Error in leveneTest.formula(formula(y), data = model.frame(y), ...) : 
  Model must be completely crossed formula only.

Instead, if you want to run the Levene test, you need to specify a saturated model. Either of the following two commands would work:²³⁷

library(car)
 leveneTest( model.3 )

## Levene's Test for Homogeneity of Variance (center = median)
##       Df F value Pr(>F)
## group  5  0.0955 0.9912
##       12

 leveneTest( mood.gain ~ drug * therapy, clin.trial )

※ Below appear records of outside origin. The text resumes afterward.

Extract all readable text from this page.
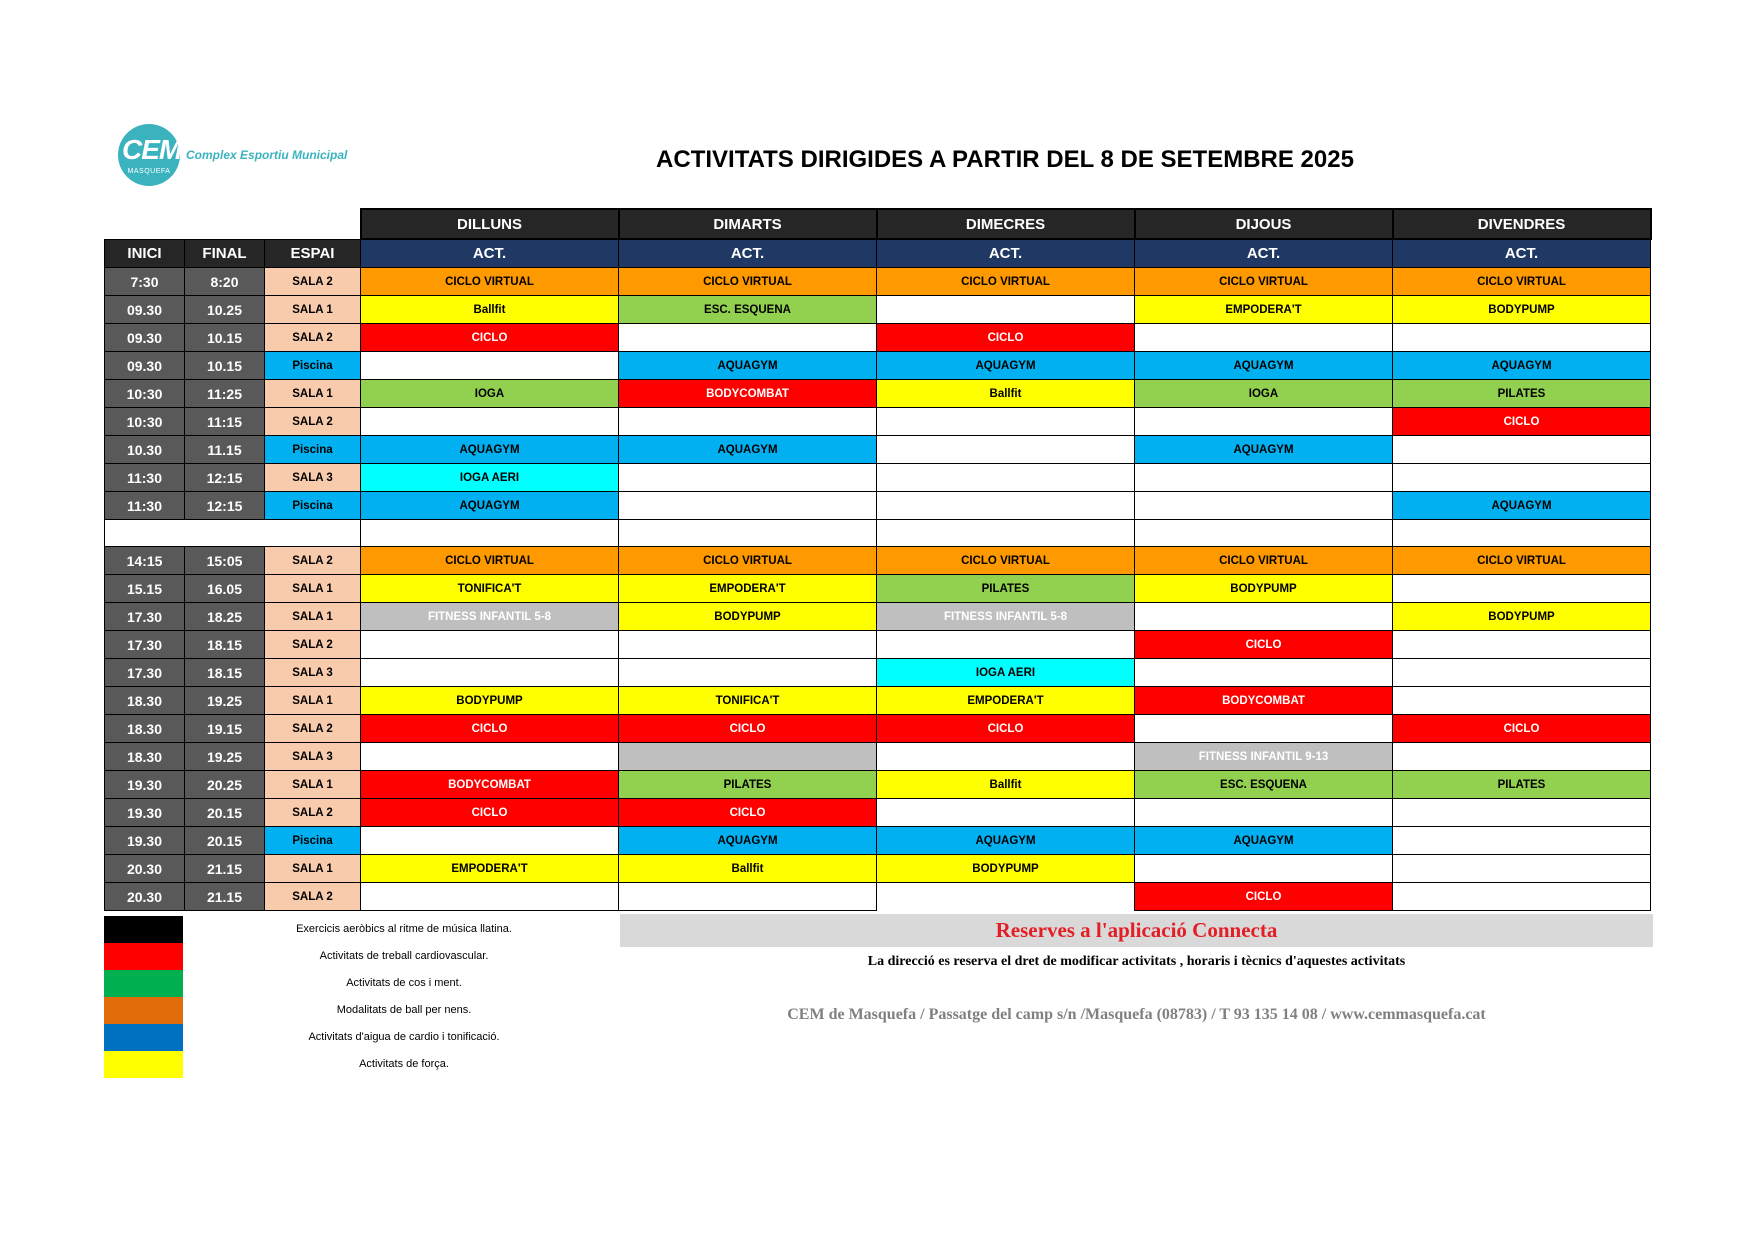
CEM
MASQUEFA
Complex Esportiu Municipal	ACTIVITATS DIRIGIDES A PARTIR DEL 8 DE SETEMBRE 2025
			DILLUNS	DIMARTS	DIMECRES	DIJOUS	DIVENDRES
INICI	FINAL	ESPAI	ACT.	ACT.	ACT.	ACT.	ACT.
7:30	8:20	SALA 2	CICLO VIRTUAL	CICLO VIRTUAL	CICLO VIRTUAL	CICLO VIRTUAL	CICLO VIRTUAL
09.30	10.25	SALA 1	Ballfit	ESC. ESQUENA		EMPODERA'T	BODYPUMP
09.30	10.15	SALA 2	CICLO		CICLO		
09.30	10.15	Piscina		AQUAGYM	AQUAGYM	AQUAGYM	AQUAGYM
10:30	11:25	SALA 1	IOGA	BODYCOMBAT	Ballfit	IOGA	PILATES
10:30	11:15	SALA 2					CICLO
10.30	11.15	Piscina	AQUAGYM	AQUAGYM		AQUAGYM	
11:30	12:15	SALA 3	IOGA AERI				
11:30	12:15	Piscina	AQUAGYM				AQUAGYM

14:15	15:05	SALA 2	CICLO VIRTUAL	CICLO VIRTUAL	CICLO VIRTUAL	CICLO VIRTUAL	CICLO VIRTUAL
15.15	16.05	SALA 1	TONIFICA'T	EMPODERA'T	PILATES	BODYPUMP	
17.30	18.25	SALA 1	FITNESS INFANTIL 5-8	BODYPUMP	FITNESS INFANTIL 5-8		BODYPUMP
17.30	18.15	SALA 2				CICLO	
17.30	18.15	SALA 3			IOGA AERI		
18.30	19.25	SALA 1	BODYPUMP	TONIFICA'T	EMPODERA'T	BODYCOMBAT	
18.30	19.15	SALA 2	CICLO	CICLO	CICLO		CICLO
18.30	19.25	SALA 3				FITNESS INFANTIL 9-13	
19.30	20.25	SALA 1	BODYCOMBAT	PILATES	Ballfit	ESC. ESQUENA	PILATES
19.30	20.15	SALA 2	CICLO	CICLO			
19.30	20.15	Piscina		AQUAGYM	AQUAGYM	AQUAGYM	
20.30	21.15	SALA 1	EMPODERA'T	Ballfit	BODYPUMP		
20.30	21.15	SALA 2				CICLO	
Exercicis aeròbics al ritme de música llatina.
Activitats de treball cardiovascular.
Activitats de cos i ment.
Modalitats de ball per nens.
Activitats d'aigua de cardio i tonificació.
Activitats de força.
Reserves a l'aplicació Connecta
La direcció es reserva el dret de modificar activitats , horaris i tècnics d'aquestes activitats
CEM de Masquefa / Passatge del camp s/n /Masquefa (08783) / T 93 135 14 08 / www.cemmasquefa.cat
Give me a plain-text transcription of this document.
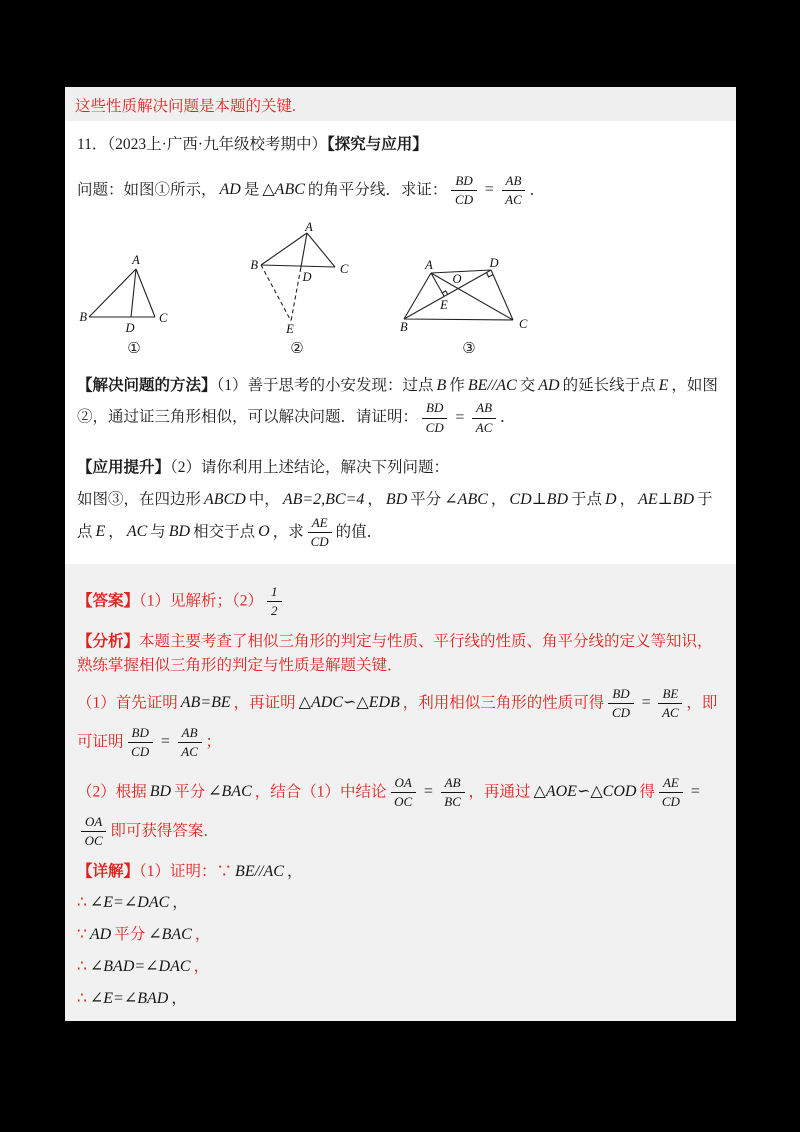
这些性质解决问题是本题的关键.
11．（2023上·广西·九年级校考期中）【探究与应用】
问题：如图①所示， AD 是 △ABC 的角平分线．求证： $\frac{BD}{CD} = \frac{AB}{AC}$ ．
A
B	C
D
①
A
B	C
D
E
②
A	D
B	C
O
E
③
【解决问题的方法】（1）善于思考的小安发现：过点 B 作 BE//AC 交 AD 的延长线于点 E ，如图②，通过证三角形相似，可以解决问题．请证明： $\frac{BD}{CD} = \frac{AB}{AC}$ ．
【应用提升】（2）请你利用上述结论，解决下列问题：
如图③，在四边形 ABCD 中， AB=2,BC=4 ， BD 平分 ∠ABC ， CD⊥BD 于点 D ， AE⊥BD 于点 E ， AC 与 BD 相交于点 O ，求 $\frac{AE}{CD}$ 的值．
【答案】（1）见解析；$(2) \frac{1}{2}$
【分析】本题主要考查了相似三角形的判定与性质、平行线的性质、角平分线的定义等知识，熟练掌握相似三角形的判定与性质是解题关键．
（1）首先证明 AB=BE ，再证明 △ADC∽△EDB ，利用相似三角形的性质可得 $\frac{BD}{CD} = \frac{BE}{AC}$ ，即可证明 $\frac{BD}{CD} = \frac{AB}{AC}$ ；
（2）根据 BD 平分 ∠BAC ，结合（1）中结论 $\frac{OA}{OC} = \frac{AB}{BC}$ ，再通过 △AOE∽△COD 得 $\frac{AE}{CD}$ =
$\frac{OA}{OC}$ 即可获得答案．
【详解】（1）证明：∵ BE//AC ，
∴ ∠E=∠DAC ，
∵ AD 平分 ∠BAC ，
∴ ∠BAD=∠DAC ，
∴ ∠E=∠BAD ，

## Levene's Test for Homogeneity of Variance (center = median)
##       Df F value Pr(>F)
## group  5  0.0955 0.9912
##       12

The fact that the Levene test is non-significant means that we can safely assume that the homogeneity of variance assumption is not violated.

Normality of residuals

As with one-way ANOVA, we can test for the normality of residuals in a straightforward fashion (see Section 14.9). First, we use the residuals() function to extract the residuals from the model itself, and then we can examine those residuals in a few different ways. It’s generally a good idea to examine them graphically, by drawing histograms (i.e., hist() function) and QQ plots (i.e., qqnorm() function. If you want a formal test for the normality of the residuals, then we can run the Shapiro-Wilk test (i.e., shapiro.test()). If we wanted to check the residuals with respect to model.2 (i.e., the model with both main effects but no interactions) then we could do the following:

resid <- residuals( model.2 )  # pull the residuals
 hist( resid )                  # draw a histogram

qqnorm( resid )                # draw a normal QQ plot

shapiro.test( resid )          # run the Shapiro-Wilk test

## 
##  Shapiro-Wilk normality test
## 
## data:  resid
## W = 0.95635, p-value = 0.5329

I haven’t included the plots (you can draw them yourself if you want to see them), but you can see from the non-significance of the Shapiro-Wilk test that normality isn’t violated here.